Prosecutors, SBI report validate officer shooting
Prosecutors have accepted and agreed with a State Bureau of Investigation report validating Vance County sheriff’s deputy Tony Wallace shooting at a suspect June 24.
Wallace, a sergeant, fired several rounds at John Thomas Mann in a chase ending near the boat launch area at the end of Flemingtontown Road. Mann, with attorney David Waters, appeared in Superior Court Tuesday in front of Judge Robert Hobgood.
District Attorney Sam Currin said the actions by Wallace showed good judgement that was not in violation of any law.
“I concluded that it was a clean shot,” Currin said. “No laws were violated by the officer.”
Allison Capps, the assistant district attorney prosecuting for the state, gave Hobgood the SBI report for what she said should be an in-camera review. Hobgood agreed to select portions of the report to be added to other matters of discovery in the defense of Mann’s case.
“We have reviewed the report and it is our opinion that the shooting was justified,” Capps said. “It was not an excessive use of force.”
Mann faces a total of 11 charges, including six felonies. Charges include assaulting an officer with a deadly weapon, larceny of a vehicle, fleeing to allude, fraud, multiple larcenies, breaking and entering, conspiracy, reckless driving, driving with a revoked license and possession of stolen goods.
Hobgood ordered all charges to be reviewed during a hearing the week of Oct. 15.
According to a report of the incident, Vance deputies were serving a warrant on Mann charging he stole a 1999 Ford Ranger on June 10. Deputies say the chase began when Mann sped from them in a 2007 Dodge Caliber.

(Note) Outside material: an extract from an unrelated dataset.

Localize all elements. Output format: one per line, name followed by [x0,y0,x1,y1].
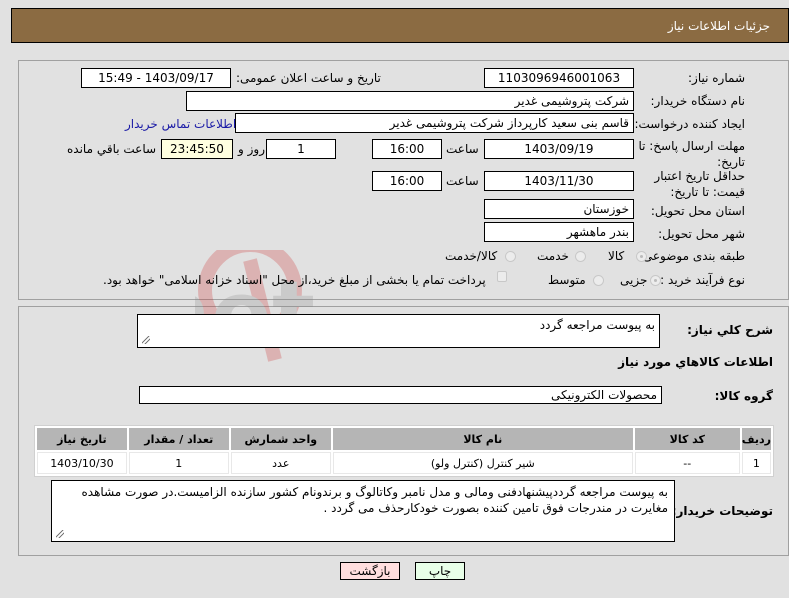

A pursuit from Brookstone Road ended near the boat launch, and Mann drove erratically in the parking area. As he began to exit toward a wooded area, Wallace fired several times at Mann as he drove. Mann was hit twice in the shoulder area, crashed and was taken into custody.
Capps and Currin explained because SBI reports typically include personal material, including personnel files or other background information, the judge is tasked with handing over only the information that is relevant to Mann’s case.
“Like all SBI reports, it is confidential,” Capps said.
“Judges do that from time to time,” Currin said. “The judge has to review for what is relevant information and what is not.”
Sheriff Peter White said the conclusion speaks loudly for the professionalism his department displayed as a team on June 24.
“That was our opinion all along. It was my opinion,” White said. “You’ve got to do what you’ve got to do. My main concern is that what we did was justified. We did everything the way we were supposed to have done it.”
White confirmed that there were personnel and training records handed over to the SBI during their investigation.
“We had to turn over certain records, his file, training and so forth,” White said. “I haven’t seen the report, so I can’t tell you what is in it.”
Waters received agreement from Hobgood on Tuesday to fund up to $1,500 for a private investigator to work on forensic evidence for Mann’s defense.
Mann, of 141 Spain Road, Middleburg, where he lives with his mother, continues to be held in jail on $46,000 bond. He has an additional $50,000 bond set from prior cases.
White returned Wallace to his regular duties last month as the wait for the SBI probe lengthened.